Abstract: Artificial intelligence promises to transform medical imaging, but its impact will remain limited unless research can be made reproducible, transparent, and sustainable. In neuroimaging especially, small datasets, variable annotations, and scanner differences often erode the robustness of AI models. These challenges underscore that lasting progress in medical AI depends less on the next complex architecture, and more on how research practices are designed so that others can reliably reproduce and build upon them.

In this lecture, Julien Cohen-Adad shares lessons learned from developing AI tools for neuroimaging, highlighting both successes and failures. He emphasizes how open standards such as BIDS, interoperable ecosystems like MONAI, and sound data stewardship with tools like git-annex and DataLad provide a foundation for reproducibility at scale. Beyond algorithms, he discusses how reproducibility can be embedded directly into workflows—through transparent data pipelines, automated monitoring of models for drift, and software that remains lightweight, maintainable, and usable by the broader community.
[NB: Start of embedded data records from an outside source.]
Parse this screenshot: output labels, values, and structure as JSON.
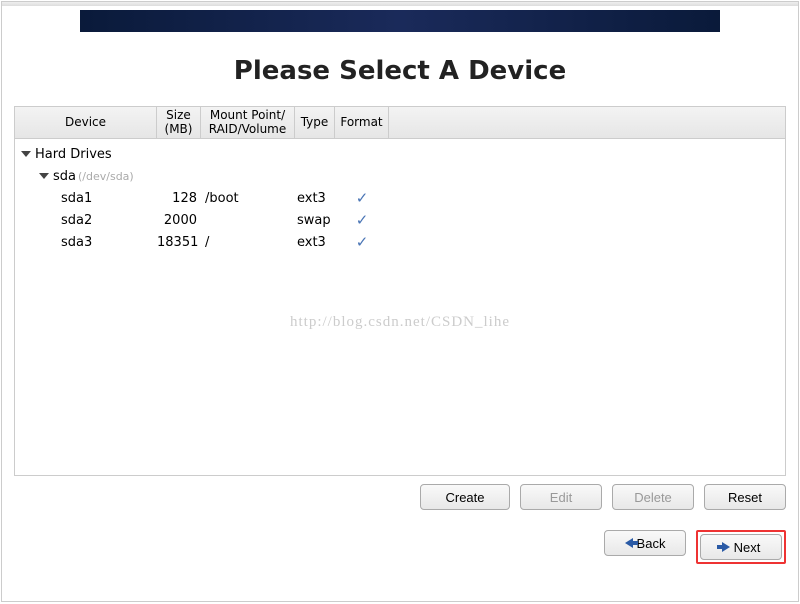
{
  "title": "Please Select A Device",
  "columns": {
    "device": "Device",
    "size": "Size (MB)",
    "mount": "Mount Point/ RAID/Volume",
    "type": "Type",
    "format": "Format"
  },
  "tree": {
    "group": "Hard Drives",
    "disk": {
      "name": "sda",
      "path": "(/dev/sda)"
    },
    "partitions": [
      {
        "name": "sda1",
        "size": "128",
        "mount": "/boot",
        "type": "ext3",
        "format": true
      },
      {
        "name": "sda2",
        "size": "2000",
        "mount": "",
        "type": "swap",
        "format": true
      },
      {
        "name": "sda3",
        "size": "18351",
        "mount": "/",
        "type": "ext3",
        "format": true
      }
    ]
  },
  "buttons": {
    "create": "Create",
    "edit": "Edit",
    "delete": "Delete",
    "reset": "Reset",
    "back": "Back",
    "next": "Next"
  },
  "watermark": "http://blog.csdn.net/CSDN_lihe"
}
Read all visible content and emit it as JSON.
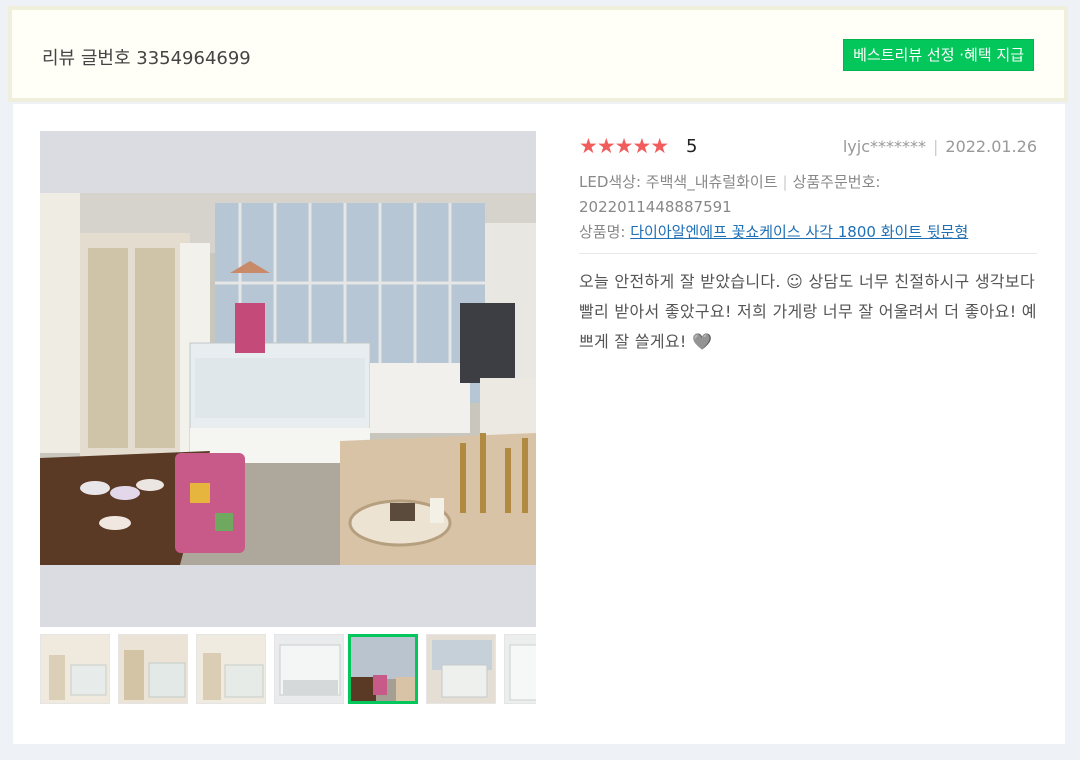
{
  "header": {
    "review_no": "리뷰 글번호 3354964699",
    "best_badge": "베스트리뷰 선정 ·혜택 지급"
  },
  "review": {
    "stars": "★★★★★",
    "score": "5",
    "user": "lyjc*******",
    "date": "2022.01.26",
    "option": "LED색상: 주백색_내츄럴화이트",
    "order_label": "상품주문번호:",
    "order_no": "2022011448887591",
    "product_label": "상품명:",
    "product_name": "다이아알엔에프 꽃쇼케이스 사각 1800 화이트 뒷문형",
    "text": "오늘 안전하게 잘 받았습니다. ☺ 상담도 너무 친절하시구 생각보다 빨리 받아서 좋았구요! 저희 가게랑 너무 잘 어울려서 더 좋아요! 예쁘게 잘 쓸게요! 🩶"
  },
  "colors": {
    "accent": "#03c75a",
    "star": "#f15d5d",
    "link": "#1f6fb5"
  },
  "thumbnails": {
    "count": 7,
    "selected_index": 4
  }
}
Ultimately, Cohen-Adad argues that reproducibility is not a constraint but a catalyst: it fosters collaboration across disciplines, accelerates translation to the clinic, and ensures that medical AI builds trust by delivering results that can be verified, adapted, and extended. By re-centering efforts on reproducible research and leveraging unique strengths in MR physics and clinical partnerships, he charts a path where AI meaningfully advances both neuroscience and patient care.

Julien Cohen-Adad

Professor, Polytechnique Montreal, Director of the Neuroimaging Functional Unit, University of Montreal

Headshot portrait of Julien

Julien Cohen-Adad is a full Professor at Polytechnique Montreal, Director of the Neuroimaging Functional Unit at the University of Montreal, member of the Mila – Quebec AI Institute, and Canada Research Chair in Quantitative Magnetic Resonance Imaging. Julien Cohen-Adad has a background in MR physics, medical image analysis, A.I. and open-source software development. His research focuses on advancing MRI hardware and analysis methods to help characterizing pathologies in the central nervous system, with a particular focus in the spinal cord. He has published over 200 articles (h-index of 72). Cohen-Adad also dedicates efforts in bringing the community together by developing open source solutions () and is a strong advocate of open science and reproducible research.